Friday, July 06, 2007

on Iraq...again

I think I keep repeating myself on this subject time and again, but here I go still again. We are not fighting a "war" in Iraq. A war is between two uniformed armies facing each other on a battlefield or in the air. We had that kind of war when we invaded Iraq and toppled Saddam Hussein and closed out his army. Since then it has been an insurgency that has turned into a civil war fought by terrorists. However, the definition of terrorists does not seem to fit some of the people we see on television who do wear a form of uniform and thus are soldiers by definition. But they do not seem to be fighting us as much as they are fighting each other. I think our involvement in a war is over. We are basically trying to keep peace between warring factions, some of whom we basically seem to support (with exceptions) and some we don't. Thus Al Sadr keeps his army except when it sticks its head out a little too far in our direction and so do some of the Shias in the government and some of the Sunni sheiks who are on our side. In Vietnam we kept dealing with people who knew that the U.S. and ROK troops owned the day and the VC and the North owned the night. So there was a real day and night difference. In Iraq it seems to be that we own the time we spend in the various neighborhoods when we're there and the other side owns them after we're gone. So I don't think this is a war on our part, although it seems to be a mixture of covert civil war and terrorist activities (defined as actions done by those who are not part of a uniformed army).

The other thing I don't think that we realize is a nation is that we are essentially dealing with the 93rd year of a 100 Years War. We admit that we have few people in the military in Iraq who know the history of the country and, more importantly, speak the language. We here at home are even more ignorant. A year or so ago, I read for the first time (somehow I missed it when it came out), Barbara Tuchman's Guns of August, a history of August, 1914, the first month of WWI. In hindsight, it is possible to read into what she relates the international history of the world for the remainder of the 20th Century and the beginning of the 21st. In that month of August 1914, the Russians broke up the Balkan empire of Austria-Hungary; the Germans defeated and stymied the Russian advances leading to a stagnation that brought down the Tsar and led to the rise of Soviet Union and the Cold War; the French and English stopped the German drive to capture France and thus led to the treaty of Versailles and resultant depression in Germany that led to the rise of Hitler; and brought the Ottoman Turks into the war on Germany's side and led to the rigid control that empire exerted on the Middle East and led to today's mishmash of tribal and religious unhappiness.

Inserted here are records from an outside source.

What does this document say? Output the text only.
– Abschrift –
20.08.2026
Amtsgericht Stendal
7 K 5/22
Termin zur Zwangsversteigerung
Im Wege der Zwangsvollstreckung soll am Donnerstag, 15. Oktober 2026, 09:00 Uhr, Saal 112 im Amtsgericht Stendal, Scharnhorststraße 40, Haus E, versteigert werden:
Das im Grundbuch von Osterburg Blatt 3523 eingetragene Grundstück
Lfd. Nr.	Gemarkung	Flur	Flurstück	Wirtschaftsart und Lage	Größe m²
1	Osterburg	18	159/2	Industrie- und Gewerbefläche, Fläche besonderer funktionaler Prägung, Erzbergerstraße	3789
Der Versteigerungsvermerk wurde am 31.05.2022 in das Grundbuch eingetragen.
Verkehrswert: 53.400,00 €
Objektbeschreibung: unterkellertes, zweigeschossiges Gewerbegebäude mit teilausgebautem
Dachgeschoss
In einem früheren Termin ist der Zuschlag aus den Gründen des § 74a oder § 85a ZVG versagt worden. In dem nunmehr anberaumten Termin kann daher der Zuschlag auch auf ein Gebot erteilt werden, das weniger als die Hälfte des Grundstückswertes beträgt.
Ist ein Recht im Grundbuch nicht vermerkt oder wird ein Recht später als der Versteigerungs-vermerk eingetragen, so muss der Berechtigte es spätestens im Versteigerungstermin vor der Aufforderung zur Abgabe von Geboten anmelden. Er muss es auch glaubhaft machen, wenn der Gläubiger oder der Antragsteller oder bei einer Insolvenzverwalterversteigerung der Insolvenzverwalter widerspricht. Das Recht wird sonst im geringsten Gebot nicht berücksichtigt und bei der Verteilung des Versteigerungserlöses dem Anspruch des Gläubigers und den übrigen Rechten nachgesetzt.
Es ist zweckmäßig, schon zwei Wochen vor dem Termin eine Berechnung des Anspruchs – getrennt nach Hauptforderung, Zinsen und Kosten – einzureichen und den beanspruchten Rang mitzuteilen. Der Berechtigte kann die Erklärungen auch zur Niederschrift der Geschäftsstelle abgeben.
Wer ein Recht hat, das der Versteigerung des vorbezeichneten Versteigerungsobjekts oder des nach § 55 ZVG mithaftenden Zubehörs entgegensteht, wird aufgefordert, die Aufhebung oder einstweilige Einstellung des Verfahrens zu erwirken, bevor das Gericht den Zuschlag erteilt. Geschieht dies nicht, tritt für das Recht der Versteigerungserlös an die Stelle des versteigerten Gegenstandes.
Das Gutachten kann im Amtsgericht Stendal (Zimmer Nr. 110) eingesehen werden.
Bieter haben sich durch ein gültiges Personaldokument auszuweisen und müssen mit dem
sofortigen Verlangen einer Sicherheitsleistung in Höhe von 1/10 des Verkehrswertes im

What does that bode for the future? In her other most famous book, A Distant Mirror, Tuchman actually wrote a history of the 100 years war and she pointed out that it led to the breakdown of the feudal system and the beginnings of mercantilism, the rise of the middle class and the beginning of capitalism as well as the Enlightenment that brought new demands for the rights of individuals in a society in which rigid castes evolved and most people lived in slavery or near slavery. I would suggest at this point that the current many-years war has brought us to another transition point in the history of the world. Even in the less than a century that I have been alive, the world has gone from simple radio and no computers or television to a place where a popular writer claims the world is flat and to where I carry more computing power in my pocket daily than existed in the entire world the day I was born. My father in law was born in 1900. The year he was four, bank robbers fleeing his home town put a bullet through the door of his family home as they went out of town on their buckboard. If we go back farther in time, it was only about 200 years ago that manufacturing began and the nuclear family became the cornerstone of society. Today we are facing a variety of computer driven choices. I carried my first computer of 24 years ago out of the basement the other day. It was so heavy I damn near dropped it. I'm typing this on a computer that I can carry under my arm. We have seen a tremendous number of changes. A few years ago the cell phone came on line so we could talk to each other without having a solid, cable connection. Now we have the Iphone that seems to be combining photography, calculating, teletype, voice and I don't know what else. What's next. The point of this whole paragraph is that the last 100 years have changed earth and its societies so the our founding fathers would not recognize the United States that they put together. Nor would our great-great grandfathers recognize our homes as the same types of shelter as theirs. Our lives have gone topsy turvy in the last century particularly. Taking them back will, I suspect, require new arrangments of society, new forms of thought and new aspects of living (even the prospect of extending an individual's life span). We must talk about the future, not the past and come to a new agreement so that we may continue to meet the changes that we have lived through and that we will see ahead.